After all this, hypothesis testing raises the level of difficulty, or perhaps the challenge to our usual thinking, in showing how p-values and null hypothesis testing can lead you astray.  Specifically he sets out the conclusion that a p-value does not measure the probability that a hypothesis is true.  Frankly I’m still struggling to get this sufficiently clear in my head so that I will always recognise the prosecutor’s fallacy.  This is the difference between, in Spiegelhalter’s example, the proposition that only 10% of women without breast cancer would get a positive mammogram (supported by data) and that which says only 10% of women with a positive mammogram do not have breast cancer (not in the data).  It’s worth looking up the American Statistical Association’s 6 tests, but here they are anyway:

The statement’s six principles, many of which address misconceptions and misuse of the p-value, are the following:

1. P-values can indicate how incompatible the data are with a specified statistical model.

2. P-values do not measure the probability that the studied hypothesis is true, or the probability that the data were produced by random chance alone.

3. Scientific conclusions and business or policy decisions should not be based only on whether a p-value passes a specific threshold.

4. Proper inference requires full reporting and transparency.

5. A p-value, or statistical significance, does not measure the size of an effect or the importance of a result.

6. By itself, a p-value does not provide a good measure of evidence regarding a model or hypothesis.

Enjoy!

I was pleased that after this, Bayesian inference gets a look in.  The idea that we should incorporate prior postulates into inference sounds like common sense in some ways, and almost certainly lies behind hypothesis formulation and data collection choices.  So beware saying that it is irrelevant.  Modelling strategies that incorporate feedback loops in their construction are generally thinking in Bayesian terms as parameters are updated based on experience.  And of course there is no null hypothesis to test, nor an uncertainty about the prosecutor’s fallacy as the posterior calculation of probabilities generates a confidence interval about the true model bringing together both the prior likelihood and the data.
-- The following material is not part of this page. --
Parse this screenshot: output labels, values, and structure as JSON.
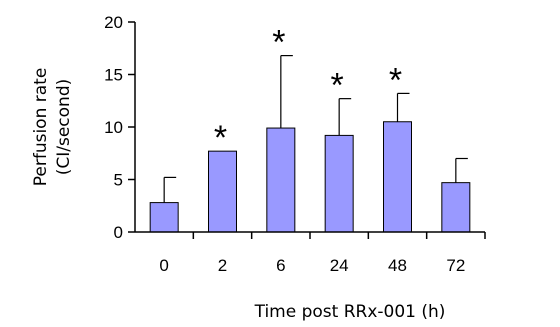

Finally, Spiegelhalter tackles the reproducibility crisis, over-egging of results and questionable research practices.  He offers a call to arms to ensure that our analyses are properly planned to answer specific questions, rest on reliable data, provide ranges of error, and clear assumptions.  These all sound obvious and indeed were also some of the recommendations in a Government Office for Science Blackett review of which I was a co-author: https://www.gov.uk/government/publications/computational-modelling-blackett-review

Having agreed recommendations and ways of working is, however,  easier to say than to do.  The SPE has a particular responsibility for fostering good ways of working and indeed getting them better understood.  Good books which set this out clearly should be part of the armoury.  This is one such.